离开的时候,门口的车已经排起了队。保安小伙子还是站在入口处,每辆车进来都伸手示意:“慢点儿,里面有老人走得慢。”没有喇叭声,也没有催促的喊叫声,连风都跟着慢下来。张阿姨攥着我的手说:“你看,这地方是真把咱们的心思放在心上——知道咱们想赶早,就把开门时间定得合心意;知道咱们要干净,就把每个墓碑前都扫得发亮;知道咱们嘴笨,就把该想到的都提前做好了。”

风里的凉意渐渐散了,我看见张阿姨把剩下的半盒桂花糕放进包里——那是要带给小区里同样失去老伴的李奶奶的。她边走边说:“下次再来,还是赶早。”我知道,她不是怕人多,是怕错过了思亲园清晨里最温柔的那缕风——风里有松柏的香,有桂花糕的甜,还有工作人员提前摆好的矿泉水,凉丝丝的,却暖得人心尖发颤。

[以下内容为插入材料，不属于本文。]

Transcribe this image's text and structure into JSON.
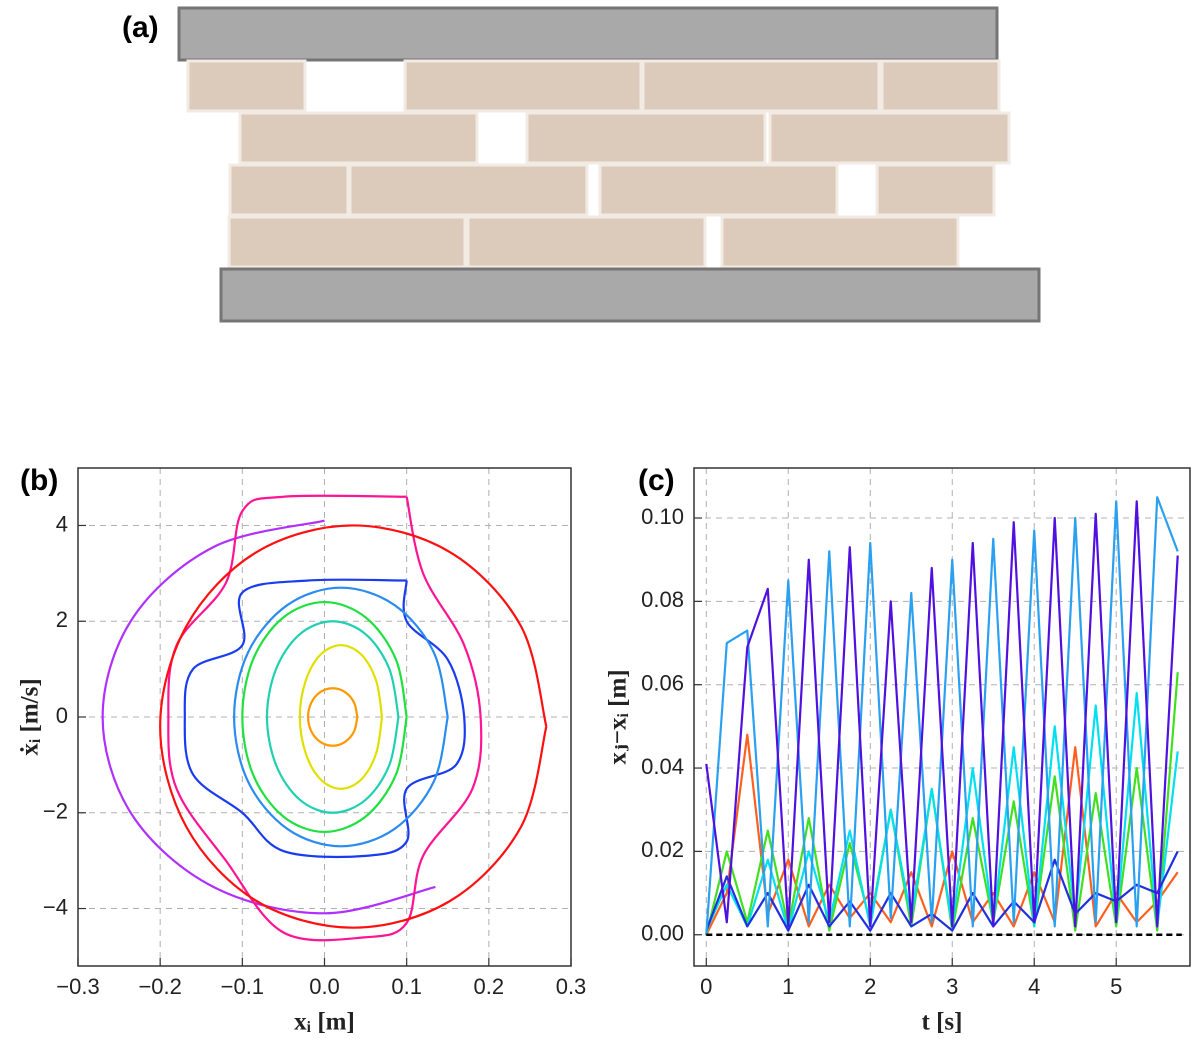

其实思亲园的好,从来都不是写在宣传册上的漂亮话。它是青石板路上没有落叶的干净,是姑娘蹲在地上调整照片的认真,是保洁阿姨提醒“洗手”的贴心,是每块墓碑之间能放下一整个春天的空间。就像张阿姨说的:“这儿不是个只装着悲伤的地方,是能让思念慢慢‘活’起来的地方。”